Ecco perché il ribasso è stato così netto: dopo l'euforia estiva/inizio autunno, erano ancora presenti posizioni eccessivamente indebitate e troppo sicure di sé, e le prime sessioni di dicembre hanno semplicemente completato la pulizia.
Poi il rimbalzo. Il ritorno verso i 93-94 dollari è iniziato, ironicamente, con la stessa notizia macro che aveva appena spaventato tutti. I trader hanno smesso di ossessionarsi chiedendosi "taglieranno questa riunione?" e si sono spostati lungo la curva, verso l'idea di tagli della Fed in arrivo l'anno prossimo. Allo stesso tempo, la fine del QT e i primi segnali di una ripresa della liquidità globale hanno attenuato l'intero contesto. In questa visione macro mutata sono emersi i titoli che hanno effettivamente dato un nome all'offerta: il Texas che acquista apertamente Bitcoin per le riserve statali e, sul fronte TradFi, Bank of America e Vanguard che finalmente danno ai loro clienti mainstream accesso agli ETF spot su Bitcoin invece di tenere quella porta chiusa.
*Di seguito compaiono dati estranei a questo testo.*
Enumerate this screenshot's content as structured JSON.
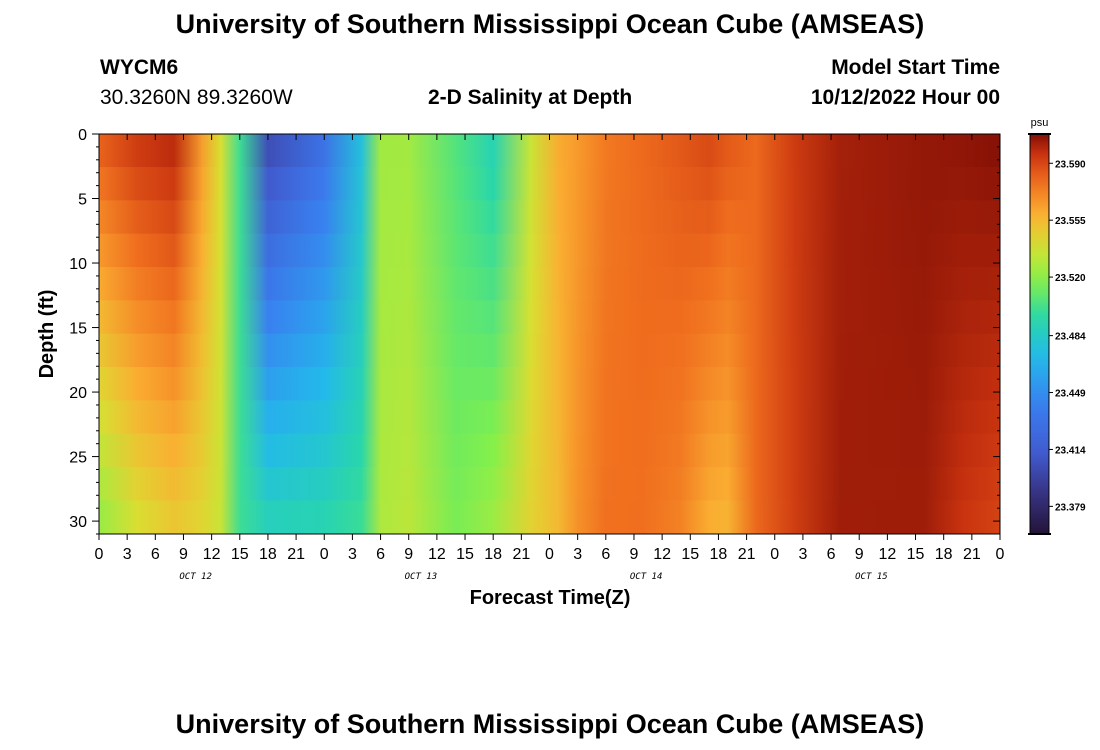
{
  "header": {
    "title": "University of Southern Mississippi Ocean Cube (AMSEAS)",
    "station_id": "WYCM6",
    "station_coords": "30.3260N  89.3260W",
    "plot_title": "2-D Salinity at Depth",
    "model_start_label": "Model Start Time",
    "model_start_value": "10/12/2022 Hour 00"
  },
  "footer": {
    "title": "University of Southern Mississippi Ocean Cube (AMSEAS)"
  },
  "chart_data": {
    "type": "heatmap",
    "title": "2-D Salinity at Depth",
    "xlabel": "Forecast Time(Z)",
    "ylabel": "Depth (ft)",
    "x_tick_labels": [
      "0",
      "3",
      "6",
      "9",
      "12",
      "15",
      "18",
      "21",
      "0",
      "3",
      "6",
      "9",
      "12",
      "15",
      "18",
      "21",
      "0",
      "3",
      "6",
      "9",
      "12",
      "15",
      "18",
      "21",
      "0",
      "3",
      "6",
      "9",
      "12",
      "15",
      "18",
      "21",
      "0"
    ],
    "x_day_labels": [
      "OCT 12",
      "OCT 13",
      "OCT 14",
      "OCT 15"
    ],
    "x_range_hours": [
      0,
      96
    ],
    "y_tick_labels": [
      "0",
      "5",
      "10",
      "15",
      "20",
      "25",
      "30"
    ],
    "y_range_ft": [
      0,
      31
    ],
    "colorbar": {
      "unit": "psu",
      "tick_labels": [
        "23.590",
        "23.555",
        "23.520",
        "23.484",
        "23.449",
        "23.414",
        "23.379"
      ],
      "range": [
        23.362,
        23.608
      ]
    },
    "salinity_psu_columns": [
      {
        "hour": 0,
        "surface": 23.584,
        "bottom": 23.52
      },
      {
        "hour": 4,
        "surface": 23.595,
        "bottom": 23.538
      },
      {
        "hour": 8,
        "surface": 23.6,
        "bottom": 23.548
      },
      {
        "hour": 11,
        "surface": 23.565,
        "bottom": 23.543
      },
      {
        "hour": 13,
        "surface": 23.54,
        "bottom": 23.535
      },
      {
        "hour": 15,
        "surface": 23.5,
        "bottom": 23.5
      },
      {
        "hour": 18,
        "surface": 23.4,
        "bottom": 23.492
      },
      {
        "hour": 24,
        "surface": 23.43,
        "bottom": 23.494
      },
      {
        "hour": 28,
        "surface": 23.475,
        "bottom": 23.5
      },
      {
        "hour": 30,
        "surface": 23.525,
        "bottom": 23.528
      },
      {
        "hour": 33,
        "surface": 23.525,
        "bottom": 23.532
      },
      {
        "hour": 38,
        "surface": 23.505,
        "bottom": 23.515
      },
      {
        "hour": 42,
        "surface": 23.49,
        "bottom": 23.525
      },
      {
        "hour": 46,
        "surface": 23.535,
        "bottom": 23.545
      },
      {
        "hour": 49,
        "surface": 23.56,
        "bottom": 23.555
      },
      {
        "hour": 51,
        "surface": 23.565,
        "bottom": 23.568
      },
      {
        "hour": 54,
        "surface": 23.575,
        "bottom": 23.578
      },
      {
        "hour": 58,
        "surface": 23.58,
        "bottom": 23.578
      },
      {
        "hour": 62,
        "surface": 23.585,
        "bottom": 23.572
      },
      {
        "hour": 65,
        "surface": 23.59,
        "bottom": 23.558
      },
      {
        "hour": 67,
        "surface": 23.585,
        "bottom": 23.556
      },
      {
        "hour": 70,
        "surface": 23.58,
        "bottom": 23.58
      },
      {
        "hour": 74,
        "surface": 23.593,
        "bottom": 23.592
      },
      {
        "hour": 79,
        "surface": 23.602,
        "bottom": 23.603
      },
      {
        "hour": 88,
        "surface": 23.605,
        "bottom": 23.603
      },
      {
        "hour": 92,
        "surface": 23.606,
        "bottom": 23.595
      },
      {
        "hour": 96,
        "surface": 23.608,
        "bottom": 23.59
      }
    ]
  }
}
Nel complesso, non è più sembrato più un replay del 2022, ma un reset caotico all'interno di un ciclo in corso, sufficiente a riportare in gioco gli acquirenti spot rimasti in disparte e a mettere in difficoltà gli short che si erano ammassati nella tasca degli 84-88 dollari.
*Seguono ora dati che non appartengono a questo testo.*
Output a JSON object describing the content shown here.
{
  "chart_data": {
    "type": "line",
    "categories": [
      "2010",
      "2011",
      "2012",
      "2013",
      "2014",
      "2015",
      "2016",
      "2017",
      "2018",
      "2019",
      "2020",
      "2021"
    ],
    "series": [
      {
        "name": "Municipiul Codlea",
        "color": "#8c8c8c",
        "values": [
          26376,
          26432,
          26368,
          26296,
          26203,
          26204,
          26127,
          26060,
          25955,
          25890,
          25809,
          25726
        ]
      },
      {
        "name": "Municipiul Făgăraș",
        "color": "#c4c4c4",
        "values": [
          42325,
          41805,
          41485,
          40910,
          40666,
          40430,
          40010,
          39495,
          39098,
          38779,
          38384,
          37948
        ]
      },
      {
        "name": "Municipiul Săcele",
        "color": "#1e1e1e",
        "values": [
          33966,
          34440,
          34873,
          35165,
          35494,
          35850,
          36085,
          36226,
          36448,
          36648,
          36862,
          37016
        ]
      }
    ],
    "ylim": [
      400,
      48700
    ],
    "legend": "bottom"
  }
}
Allo stesso tempo, il quadro strutturale stava lentamente migliorando anziché crollare. Le società minerarie sono ancora sottoposte a una forte pressione sui margini, ma i flussi di ETF ed ETP sono tornati netti positivi dopo diverse settimane di deflussi costanti.
I nomi di tesoreria Bitcoin come Strategy hanno creato grandi riserve di liquidità per proteggere i dividendi, anziché vendere monete in preda al panico in periodi di debolezza.
E un intero gruppo di indicatori onchain (vivacità, rapporti di profitto, bande di valutazione) si è allontanato dal territorio di "blowoff" verso livelli che normalmente si vedono alla fine di un drawdown o all'inizio di un reset.
Ecco perché sempre più analisti stanno rispolverando il confronto con il 2023 e sostengono che, se si tratta davvero dello stesso tipo di ripulitura, le probabilità di una forte ripresa nel 2026 sono più alte di quanto le candele da quattro ore vorrebbero far credere.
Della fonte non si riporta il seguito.